The company expects that the implementation of IMO 2020 emissions laws will mark a turning point for the global diesel market, as refiners and consumers alike scramble to adjust to new conditions.
"We do not rule out significant price volatility particularly in the early stages of the policy’s adoption, as the supply-side catches up to demand. Our global supply and demand balance forecasts continue to indicate that the market will remain in a surplus well into the next decade, with the anticipated construction of nearly 7 million b/d of new refining capacity, mostly across Asia and the Middle East, set to drive robust supply-side growth over the coming years. However, similarly strong growth in the demand-s ide, mostly in the EMs, will gradually chip away at the glut, before flipping the market into a small deficit towards the tail-end of our 10 -year forecast period," said the report.
A sharp rise in oil prices, coupled with insufficient or a rollback in fuel subsidies, may lead consumers to scale back fuel consumption, raising the risk of demand destruction across global Ems, according to Fitch Solutions.
The company believes that a more widespread government crackdown on older diesel cars in major European cities would prove negative for overall demand and fleet size growth.
"The current elevated US-China trade tensions have the potential to go either way.
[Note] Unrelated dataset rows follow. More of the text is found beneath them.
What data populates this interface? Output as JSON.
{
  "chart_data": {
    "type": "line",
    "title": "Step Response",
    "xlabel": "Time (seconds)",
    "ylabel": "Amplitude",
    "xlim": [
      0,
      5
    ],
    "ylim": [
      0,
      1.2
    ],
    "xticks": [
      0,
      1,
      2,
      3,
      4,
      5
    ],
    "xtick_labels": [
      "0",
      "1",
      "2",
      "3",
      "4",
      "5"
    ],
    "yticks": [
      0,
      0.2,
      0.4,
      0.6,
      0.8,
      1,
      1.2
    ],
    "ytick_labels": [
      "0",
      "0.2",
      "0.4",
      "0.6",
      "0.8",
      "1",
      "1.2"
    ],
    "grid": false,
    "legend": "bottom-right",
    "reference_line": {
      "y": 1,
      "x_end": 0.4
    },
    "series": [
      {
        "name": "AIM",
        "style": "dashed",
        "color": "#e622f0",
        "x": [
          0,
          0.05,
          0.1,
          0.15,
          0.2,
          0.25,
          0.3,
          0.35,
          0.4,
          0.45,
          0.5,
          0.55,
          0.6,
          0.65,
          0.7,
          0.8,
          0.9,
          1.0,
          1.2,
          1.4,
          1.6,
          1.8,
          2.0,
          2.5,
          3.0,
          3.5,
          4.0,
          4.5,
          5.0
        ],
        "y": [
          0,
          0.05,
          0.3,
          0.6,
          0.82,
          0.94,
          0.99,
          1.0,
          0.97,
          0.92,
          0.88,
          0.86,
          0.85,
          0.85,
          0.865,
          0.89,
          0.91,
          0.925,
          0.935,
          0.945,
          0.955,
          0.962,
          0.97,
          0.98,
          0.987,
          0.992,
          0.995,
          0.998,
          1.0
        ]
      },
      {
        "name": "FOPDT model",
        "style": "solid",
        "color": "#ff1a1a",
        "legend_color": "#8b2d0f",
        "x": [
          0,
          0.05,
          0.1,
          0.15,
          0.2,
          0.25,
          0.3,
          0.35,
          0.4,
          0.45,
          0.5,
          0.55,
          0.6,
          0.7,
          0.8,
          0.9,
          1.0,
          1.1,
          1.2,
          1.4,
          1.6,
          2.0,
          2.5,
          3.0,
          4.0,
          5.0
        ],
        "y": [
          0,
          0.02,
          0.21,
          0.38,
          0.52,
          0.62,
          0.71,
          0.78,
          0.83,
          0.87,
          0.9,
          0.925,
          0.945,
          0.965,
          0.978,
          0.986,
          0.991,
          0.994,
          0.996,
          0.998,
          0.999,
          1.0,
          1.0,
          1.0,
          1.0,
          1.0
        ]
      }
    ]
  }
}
A resolution of the dispute set to be positive for economic activity and fuels demand for both markets, while an escalation would further dent global trade and negatively impact economic growth, which would hit consumption in the freight, construction and mining sectors," said the report.
An aggressive surge in diesel production ahead of IMO 2020 could partly offset the expected demand boost that would come from ships converting to run on cleaner marine fuel come January 1 2020, according to the company.